1988. I was in the basement of Annie May Swift Hall, pulling records for my late night college radio show on WNUR, and I saw there was a new batch of vinyl albums on the New Releases shelf in the Folk section of the studio. A bright yellow and blue album cover caught my eye, and I pulled it. These Knees Have Seen the World, by The Dinner Ladies. I'd never heard of them. Not surprising. I'd never heard of most of the groups in the station's vast record collection. The album cover and promotional label noted that this was a new release from Hannibal Records, and was produced by Joe Boyd. Neither name meant anything to me. (I was not a college radio DJ because I was a music nerd. To the contrary, I knew nothing about music. I just liked listening to music, and the radio station had a much larger and more diverse collection than anyone in my dormitory. The fact that the turntables and mixing board were attached to a 7200 watt transmitter broadcasting across Chicago was, for me, beside the point.)

The label also noted that Side A, Track 1, "Muscle in the Bud," was banned from airplay in the UK. Interesting, I thought. I took the vinyl LP out of its sleeve and put it on Studio B's preview turntable. A bright, peppy ukulele rhythm kicked in, progressing through three chords, and then in came the vocals. The words seemed to be about the prowess of plants. Grains. The potency of alcohol. The enduring nature of Mother Earth. Or all of the above. The lyrics in the verses were obscure, but the gentle bass (a plucked cello) and backing vocals of the chorus, made sure that this pleasant melodic earworm nestled deep within my cortex.

Muscle in the bud
a little power that'll knock you dead
muscle in the bud
makes a flower of its own bloodshed
lovers stumble from the pub
reeling from the muscle in the bud

For the next year and a half, the song became a staple of my late night explorations of unfamiliar music, one of the few fixtures (along with the Bonzo Dog Band's "Jollity Farm," Ella Fitzgerald's "Mack the Knife," and Ron Grainer's Main Titles to The Prisoner) in my weekly freeform show; and later, once I left college, it even inspired me to pick up the ukulele and learn chords so that I could play it myself.

The song was written by vocalist Mick Jackson (who would soon abandon music for creative writing-- not a bad move, as his novel The Underground Man was nominated for the Booker Prize), with Lorraine Bowen, credited on recorder and piano, Ken Davis, ukulele and guitar, and Julia Palmer on the cello (I assume it was Bowen and Palmer I could hear on backing vocals).

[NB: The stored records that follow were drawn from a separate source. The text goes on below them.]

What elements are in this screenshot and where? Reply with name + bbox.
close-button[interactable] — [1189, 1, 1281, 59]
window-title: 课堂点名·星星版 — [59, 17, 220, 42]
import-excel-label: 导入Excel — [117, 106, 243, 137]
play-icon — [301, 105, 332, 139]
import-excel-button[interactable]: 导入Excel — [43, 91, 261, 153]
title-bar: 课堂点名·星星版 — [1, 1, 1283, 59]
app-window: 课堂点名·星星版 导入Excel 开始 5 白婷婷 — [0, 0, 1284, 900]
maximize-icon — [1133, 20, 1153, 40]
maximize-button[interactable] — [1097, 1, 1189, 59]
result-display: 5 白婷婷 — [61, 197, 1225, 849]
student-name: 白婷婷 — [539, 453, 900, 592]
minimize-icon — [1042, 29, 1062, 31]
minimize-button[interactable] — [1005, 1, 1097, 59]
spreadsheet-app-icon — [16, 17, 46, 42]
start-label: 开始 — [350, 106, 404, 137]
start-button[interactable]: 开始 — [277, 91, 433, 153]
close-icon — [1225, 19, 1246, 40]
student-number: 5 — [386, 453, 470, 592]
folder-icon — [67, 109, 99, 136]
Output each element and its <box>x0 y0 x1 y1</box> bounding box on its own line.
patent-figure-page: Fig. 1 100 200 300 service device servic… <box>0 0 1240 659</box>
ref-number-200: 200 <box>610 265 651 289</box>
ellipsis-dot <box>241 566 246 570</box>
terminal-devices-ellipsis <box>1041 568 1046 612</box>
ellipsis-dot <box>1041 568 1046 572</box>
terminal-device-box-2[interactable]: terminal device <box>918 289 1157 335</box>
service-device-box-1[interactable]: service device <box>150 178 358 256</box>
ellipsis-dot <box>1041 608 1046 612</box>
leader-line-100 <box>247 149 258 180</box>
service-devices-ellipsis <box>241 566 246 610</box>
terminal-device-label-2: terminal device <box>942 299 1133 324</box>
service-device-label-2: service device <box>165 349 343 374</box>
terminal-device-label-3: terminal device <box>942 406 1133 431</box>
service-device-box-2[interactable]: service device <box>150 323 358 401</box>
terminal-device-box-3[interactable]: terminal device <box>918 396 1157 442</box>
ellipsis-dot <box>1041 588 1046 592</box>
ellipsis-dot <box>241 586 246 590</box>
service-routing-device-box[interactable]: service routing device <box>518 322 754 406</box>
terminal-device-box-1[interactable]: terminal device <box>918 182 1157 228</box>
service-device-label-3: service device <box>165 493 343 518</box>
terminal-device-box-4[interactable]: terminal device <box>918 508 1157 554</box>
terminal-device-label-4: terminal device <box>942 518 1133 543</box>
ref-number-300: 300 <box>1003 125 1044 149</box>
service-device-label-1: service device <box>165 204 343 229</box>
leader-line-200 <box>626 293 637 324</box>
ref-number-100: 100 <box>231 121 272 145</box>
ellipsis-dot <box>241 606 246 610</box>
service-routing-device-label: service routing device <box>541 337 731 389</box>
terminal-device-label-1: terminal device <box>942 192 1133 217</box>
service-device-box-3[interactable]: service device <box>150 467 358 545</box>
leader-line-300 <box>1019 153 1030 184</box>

Years later, I can still detect nothing in the lyrics espousing subversion, independence for Northern Ireland, or overt sexuality (at least not human sexuality. There seemed to be several references to plant reproduction) that might lead to the song's banishment from the airwaves. (Was the bud might be a reference to marijuana?) I am left to assume that at some time in the late 1980s the BBC had instituted a "no ukulele" policy.